Zuchtmeister Australien: Schwarze Trüffel aus Känguruhland
Hartgesottene Feinschmecker verziehen das Gesicht, wenn das Gespräch auf Sommertrüffel kommt. Keine richtigen Trüffel seien das, nicht mal Trüffel Light, sagen sie. Und tatsächlich bieten Sommertrüffel nur einen Bruchteil der Aromenfülle und -intensität im Vergleich zu ihren winterlichen Brüdern. Inzwischen ist die Sommerflaute durch eine Züchtung von der Südhalbkugel aber Geschichte. Ja, richtig gelesen, es geht um gezüchtete Trüffel. In Australien hatte man vor über zehn Jahren versuchsweise Myzellen europäischer Trüffel ins Wurzelwerk australischer Eichen ausgebracht, und war mit dem Experiment erfolgreich gewesen. Nun können die Früchte des Versuchs geerntet werden. Für ca. 1.600 Euro das Kilo sind die australischen Trüffel inzwischen bei wenigen Händlern erhältlich und liegen damit auf dem Preisniveau der Klassiker aus dem Périgord.

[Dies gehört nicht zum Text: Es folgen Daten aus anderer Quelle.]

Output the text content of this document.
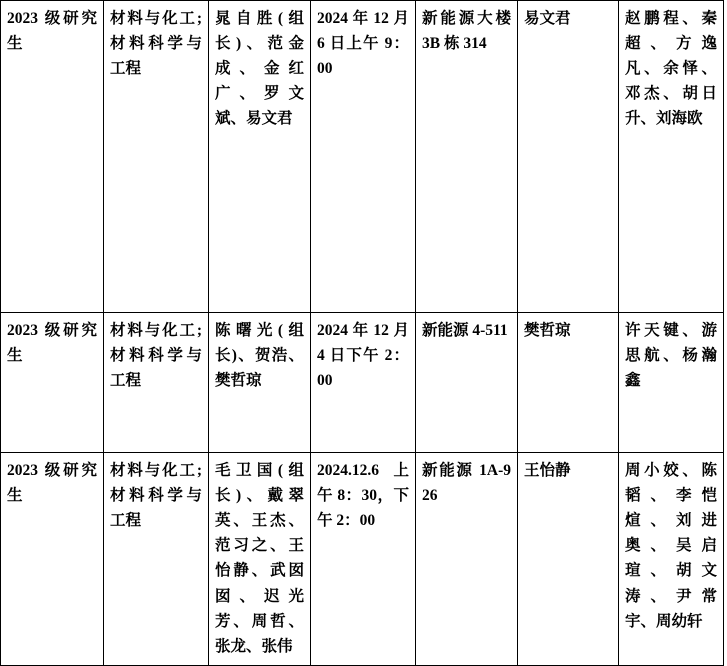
2023 级研究生	材料与化工;材料科学与工程	晁自胜(组长)、范金成、金红广、罗文斌、易文君	2024 年 12 月 6 日上午 9：00	新能源大楼 3B 栋 314	易文君	赵鹏程、秦超、方逸凡、余怿、邓杰、胡日升、刘海欧

2023 级研究生	材料与化工;材料科学与工程	陈曙光(组长)、贺浩、樊哲琼	2024 年 12 月 4 日下午 2：00	新能源 4-511	樊哲琼	许天键、游思航、杨瀚鑫

2023 级研究生	材料与化工;材料科学与工程	毛卫国(组长)、戴翠英、王杰、范习之、王怡静、武囡囡、迟光芳、周哲、张龙、张伟	2024.12.6 上午 8：30，下午 2：00	新能源 1A-926	王怡静	周小姣、陈韬、李恺煊、刘进奥、吴启瑄、胡文涛、尹常宇、周幼轩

Mit der erfolgreichen Zucht stirbt allerdings ein Mythos, der von feinsinnigen Tiernasen, geheimnisvollen Orten in von Herbstlaub übersäten Wäldern und legendären Schürfern des schwarzen Goldes handelte. Und das Phänomen, dass immer weniger Grundprodukte ihre typischen Jahreszeiten haben, weitet sich nun auch auf Trüffel aus. Sexy finde ich das nicht. Aber wohl nicht zu ändern in einem globalisierten Markt, wo jeder alles zu jeder Zeit verfügbar haben will.






30. Juni 2010 um 15:48
Hallo,
nur damit keine Missverständnisse aufkommen: alle Wintertrüffel werden auf die selbe Art und Weise kultiviert. Auch in Frankreich, Spanien und Italien werden die Wurzeln der jungen Bäume mit dem Trüffelmyzell geimpft. Weit über 95% aller Wintertrüffel stammen aus solchen Plantagen. Die wildromantischen Trüffelsuchen in freier Natur gibt es noch vereinzelnd in Italien, da sich der weiße Trüffel kaum kultivieren lässt. Eine Trüffelkultur anzulegen hat jedoch nichts mit Zucht zu tun. Züchten hieße den Trüffel beliebig zu vermehren und den Vorgang zu steuern. Kultivieren heißt nur, die besten Voraussetzungen zu schaffen. Ob in einer Kultur Trüffel wachsen ist nicht berechenbar. Manchmal klappt’s, meistens nicht.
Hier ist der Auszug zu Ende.